Remember the old-fashioned plug on the end of a chain that you used to put into the plughole?
Many of us regard them as unsightly and inconvenient.
Unsightly, because the plug’s got to be put somewhere on or in the sink when it’s not in use, and an ugly lump of rubber or black plastic detracts from what could otherwise be a beautiful bathroom. Plus, of course, the chain traps hairs and collects limescale like nobody’s business – and has to be attached somewhere, unless you’re going to leave it dangling uselessly, getting in the way when you try to put it in the hole.
Inconvenient, because – well, who of us hasn’t caught an overly shortened chain when washing and pulled the plug out by mistake?
That’s why more and more people are turning to pop-up plugs – the ones operated by a handy knob-topped lever behind the taps which you pull up when you want to stop the water running out of the sink, and push down when it’s time to get rid of it down the drain.
Unfortunately, it’s a bit more complex to remove the pop-up plug altogether when the need arises. But it should still be well within the capabilities of most people – in fact, provided your pop-up design isn’t too esoteric and some over-zealous installer hasn’t over-tightened things, you may even find you don’t even need any tools.
All (or almost all) the action takes place underneath the sink and behind the waste pipe. There are three main parts to the linkage assembly:
A) A pushrod operated from above by pushing or pulling the knob on the end;
B) A pivoting rod that passes through the wall of the wastepipe and moves the sink stopper up or down;
C) A strip of metal with multiple holes connecting the two
The first thing to do is disconnect the lever from the plug.
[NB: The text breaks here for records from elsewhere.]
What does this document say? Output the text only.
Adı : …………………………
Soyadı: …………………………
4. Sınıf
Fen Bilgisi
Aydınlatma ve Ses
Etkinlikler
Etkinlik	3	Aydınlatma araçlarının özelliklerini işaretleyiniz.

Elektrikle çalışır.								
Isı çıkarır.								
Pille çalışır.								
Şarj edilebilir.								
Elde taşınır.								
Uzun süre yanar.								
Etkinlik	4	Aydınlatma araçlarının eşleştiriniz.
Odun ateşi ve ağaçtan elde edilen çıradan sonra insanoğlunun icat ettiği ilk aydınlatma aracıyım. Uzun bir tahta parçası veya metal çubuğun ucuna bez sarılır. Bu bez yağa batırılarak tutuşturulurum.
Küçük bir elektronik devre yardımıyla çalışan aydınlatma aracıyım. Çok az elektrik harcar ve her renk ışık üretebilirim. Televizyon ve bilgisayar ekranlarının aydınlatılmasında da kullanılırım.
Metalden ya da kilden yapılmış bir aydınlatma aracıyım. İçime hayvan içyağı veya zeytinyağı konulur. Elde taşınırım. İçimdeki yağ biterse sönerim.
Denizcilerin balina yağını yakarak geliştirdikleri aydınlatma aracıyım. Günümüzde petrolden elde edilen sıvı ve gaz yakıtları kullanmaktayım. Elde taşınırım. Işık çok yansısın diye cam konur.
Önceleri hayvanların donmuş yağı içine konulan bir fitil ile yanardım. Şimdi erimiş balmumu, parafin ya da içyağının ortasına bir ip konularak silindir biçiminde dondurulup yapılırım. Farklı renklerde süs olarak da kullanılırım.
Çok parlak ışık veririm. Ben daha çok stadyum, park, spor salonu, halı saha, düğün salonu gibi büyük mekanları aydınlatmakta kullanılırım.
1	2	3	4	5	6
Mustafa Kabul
There are three stages to this:
1. Locate the vertical pushrod A that passes down from above the sink. Somewhere along its length you should find a locking screw D which connects that rod to the vertical linking strip C. Slacken the locking screw.
2. Remove the spring-clip E that holds the linking strip C in position on the pivoting rod B by squeezing the two ends towards each other and sliding it off rod B.
3. For reassembly purposes, make a note of which of strip C’s holes rod B passes through. You should now be able to slide strip C off the end of rod B, with a bit of manipulation.
Now you’re ready to move to the next stage: removing the pivoting rod from the stopper.
A word of warning here! Before you do this, make sure that you shove something between the rim of the plughole and the stopper to make sure that the stopper stands proud of the plughole – otherwise you may well face a struggle to remove the stopper after you’ve taken the pivoting rod out.
Look at the back of the waste pipe coming down from the sink. You should see that rod B runs through a ball joint held in position by a knurled ring (F). Undo the ring, then simply pull the rod out of the socket in the base of the stopper. You should now be able to remove the stopper from the plughole.
Reassembly is simply a matter of reversing the process above.